Not something one would adapt but I think two partners should share certain traits to avoid clashes in the future such as level of sociability/ how introverted or extroverted one is; finances (saver vs spender); type A Vs type B; to a certain extent political ans religious views.

Otherwise, I'd agree with hygiene, respect, humour, general knowledge.

Myyearmytime · 28/08/2024 14:43

Find passion /hobby follow it and find someone that shares that hobby

MeAgainAndAgain · 28/08/2024 14:45

Be interested and interesting.

Less sex talk in the beginning = more sex later on. I really really don’t understand why men don’t get this 🤷‍♀️.

We are watching how you talk to waiters/barmen/staff 👀.

Clean yourself and your clothes. And your home if things get that far.

Have a life away from dating.

We don’t want to see up your nostrils.

Take a loss gracefully.

MeAgainAndAgain · 28/08/2024 14:46

This reply has been deleted

This has been deleted by MNHQ for breaking our Talk Guidelines.

No.

Puppalicious · 28/08/2024 14:49

Some massive lists above, he can’t change everything about himself! I would focus on:

  • as above, good hygiene, good teeth, neat haircut, clothes etc
  • being fit & healthy weight (for middle aged men and women)
  • being a good active listener, asking questions and genuinely interested in the answers and the woman.
newtlover · 28/08/2024 14:50

don't know if this is something that can be worked on but-
speaking badly of an ex, and/or
having children you don't see and support
would be an immediate no in my book

startstopengine · 28/08/2024 14:52

All the traits that have been listed are the opposite of my DH.

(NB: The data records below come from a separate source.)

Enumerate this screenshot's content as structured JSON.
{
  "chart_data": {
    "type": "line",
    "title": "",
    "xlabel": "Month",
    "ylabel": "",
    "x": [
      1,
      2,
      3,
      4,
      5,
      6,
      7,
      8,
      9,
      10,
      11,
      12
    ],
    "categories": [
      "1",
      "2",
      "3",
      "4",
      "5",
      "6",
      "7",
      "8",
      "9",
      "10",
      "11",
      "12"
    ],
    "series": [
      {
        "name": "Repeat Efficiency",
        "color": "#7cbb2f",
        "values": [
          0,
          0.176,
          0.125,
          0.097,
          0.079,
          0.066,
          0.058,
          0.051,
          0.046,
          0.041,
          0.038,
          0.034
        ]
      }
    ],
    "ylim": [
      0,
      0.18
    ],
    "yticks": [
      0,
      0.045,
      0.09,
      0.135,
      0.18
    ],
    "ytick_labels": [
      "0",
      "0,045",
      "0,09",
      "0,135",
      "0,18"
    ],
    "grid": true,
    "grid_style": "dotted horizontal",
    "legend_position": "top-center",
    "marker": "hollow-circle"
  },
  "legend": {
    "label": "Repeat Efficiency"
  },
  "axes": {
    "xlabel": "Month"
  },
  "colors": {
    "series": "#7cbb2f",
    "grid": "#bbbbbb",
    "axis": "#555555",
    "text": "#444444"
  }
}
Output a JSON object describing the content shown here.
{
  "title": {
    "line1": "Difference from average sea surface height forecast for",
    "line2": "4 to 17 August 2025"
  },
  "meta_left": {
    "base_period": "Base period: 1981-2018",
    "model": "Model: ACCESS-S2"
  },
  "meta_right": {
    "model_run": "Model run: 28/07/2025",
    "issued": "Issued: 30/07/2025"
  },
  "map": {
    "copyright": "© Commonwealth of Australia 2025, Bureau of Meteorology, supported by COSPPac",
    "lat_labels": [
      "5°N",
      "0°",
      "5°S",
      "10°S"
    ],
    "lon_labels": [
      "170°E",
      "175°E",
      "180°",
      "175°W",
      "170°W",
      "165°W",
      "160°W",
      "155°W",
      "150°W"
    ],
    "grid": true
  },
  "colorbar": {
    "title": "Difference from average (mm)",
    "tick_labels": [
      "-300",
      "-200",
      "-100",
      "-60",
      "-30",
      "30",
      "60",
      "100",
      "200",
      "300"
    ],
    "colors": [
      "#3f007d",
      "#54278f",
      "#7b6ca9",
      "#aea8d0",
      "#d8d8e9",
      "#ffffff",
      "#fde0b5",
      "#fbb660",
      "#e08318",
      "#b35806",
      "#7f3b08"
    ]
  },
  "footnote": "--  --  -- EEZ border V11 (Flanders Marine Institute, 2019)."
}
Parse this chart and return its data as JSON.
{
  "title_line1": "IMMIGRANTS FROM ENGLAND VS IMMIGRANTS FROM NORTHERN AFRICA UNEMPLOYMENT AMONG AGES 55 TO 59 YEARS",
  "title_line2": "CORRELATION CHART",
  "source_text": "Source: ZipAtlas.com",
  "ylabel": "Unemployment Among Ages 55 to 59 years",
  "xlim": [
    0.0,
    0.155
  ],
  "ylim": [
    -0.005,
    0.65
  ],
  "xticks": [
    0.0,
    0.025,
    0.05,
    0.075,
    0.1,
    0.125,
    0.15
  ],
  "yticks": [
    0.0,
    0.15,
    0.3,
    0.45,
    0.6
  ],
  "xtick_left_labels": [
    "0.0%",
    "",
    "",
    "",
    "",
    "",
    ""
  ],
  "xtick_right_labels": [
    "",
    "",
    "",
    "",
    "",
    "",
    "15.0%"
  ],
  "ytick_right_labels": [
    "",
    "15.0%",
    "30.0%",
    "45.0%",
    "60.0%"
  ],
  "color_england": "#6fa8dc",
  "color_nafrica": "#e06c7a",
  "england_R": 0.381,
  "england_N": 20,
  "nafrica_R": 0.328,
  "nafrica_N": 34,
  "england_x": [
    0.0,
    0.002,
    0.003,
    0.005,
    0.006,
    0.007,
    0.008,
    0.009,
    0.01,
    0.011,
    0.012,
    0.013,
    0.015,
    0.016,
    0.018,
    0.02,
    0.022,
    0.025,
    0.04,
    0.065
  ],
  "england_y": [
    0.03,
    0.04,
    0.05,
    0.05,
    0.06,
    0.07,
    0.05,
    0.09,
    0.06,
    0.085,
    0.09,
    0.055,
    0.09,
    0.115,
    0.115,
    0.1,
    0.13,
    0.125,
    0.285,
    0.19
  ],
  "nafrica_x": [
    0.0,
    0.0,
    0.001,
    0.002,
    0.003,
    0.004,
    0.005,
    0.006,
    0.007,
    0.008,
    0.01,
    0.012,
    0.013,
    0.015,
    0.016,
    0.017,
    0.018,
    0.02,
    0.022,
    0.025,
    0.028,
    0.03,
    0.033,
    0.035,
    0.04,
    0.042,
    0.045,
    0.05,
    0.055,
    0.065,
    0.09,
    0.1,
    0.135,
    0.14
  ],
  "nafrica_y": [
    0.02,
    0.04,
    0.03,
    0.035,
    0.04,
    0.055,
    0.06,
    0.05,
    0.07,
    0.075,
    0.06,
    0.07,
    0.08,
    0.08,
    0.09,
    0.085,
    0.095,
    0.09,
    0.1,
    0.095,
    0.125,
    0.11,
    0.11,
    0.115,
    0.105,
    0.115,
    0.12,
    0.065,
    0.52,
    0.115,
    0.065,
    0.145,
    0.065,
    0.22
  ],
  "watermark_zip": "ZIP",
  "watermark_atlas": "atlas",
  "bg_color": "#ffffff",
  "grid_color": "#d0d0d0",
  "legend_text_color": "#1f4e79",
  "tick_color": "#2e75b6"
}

Men are just so bloody lazy.

I think I maybe in the dating pool in the coming years and dreading it if the basics have to be listed like this 🤣

kkloo · 28/08/2024 14:57

Our relationship is, just to be clear, 100% platonic & we are both clear we want to keep it that way.

Strange conversation to have with a friend , does it not normally go without saying?🤔

He's looking to meet someone, although he's not desperate & would rather be on his own than settle.
Is he having trouble meeting women in the first place to date? Or does he date and the dates just don't go anywhere?

Phineyj · 28/08/2024 15:03

Listen and remember stuff.
Flush/clean the loo properly.
Book stuff/make arrangements. Think stuff out: how will we get there? What time do we need to leave? Where will we eat?
Don't slag off exes.

buttonsB4 · 28/08/2024 15:03

Things that have given me the ick on dates:

Bad hygiene
Misogyny
Wanting a "slim & fit" female, but treating their body like they're trying to induce a heart attack
Turn up in dirty & torn clothing
Forcing unwanted sexual talk/intimacy
They had lied about their age/height/anything, they're a liar.

But mostly, on dates you end up talking about the man's life and as they talk they explain why they're single:

  • they cheated,
  • they didn't/don't contribute to housework
  • they are a bad/absent parent
  • they haven't got their shit together
  • They're looking for a mummy figure to take care of them, but also fuck 🙄
  • they're really moany/boring

Obviously a man can't change his past, but if he cheated on his wife, why would he expect other women to trust him?

If he's one of those dads who only sees his kids once a fortnight and pays bare minimum CMS (or nothing at all) why would any other woman want to be with him?

ChildlessCatLadiesRuleOK · 28/08/2024 15:14

Accept that there is a league for sexual attractiveness and be realistic about which division he is playing in.

BurbageBrook · 28/08/2024 15:14

Smelling nice/being well put together.

MeAgainAndAgain · 28/08/2024 15:16

No bitterness, like -

No one replies on here
It’s a waste of time here
No drama please
If you’re like this or that then left swipe, I’m not interested
No fat women please

And if a man is like this, then some time out doing other things and recalibrating a bit would do him the world of good.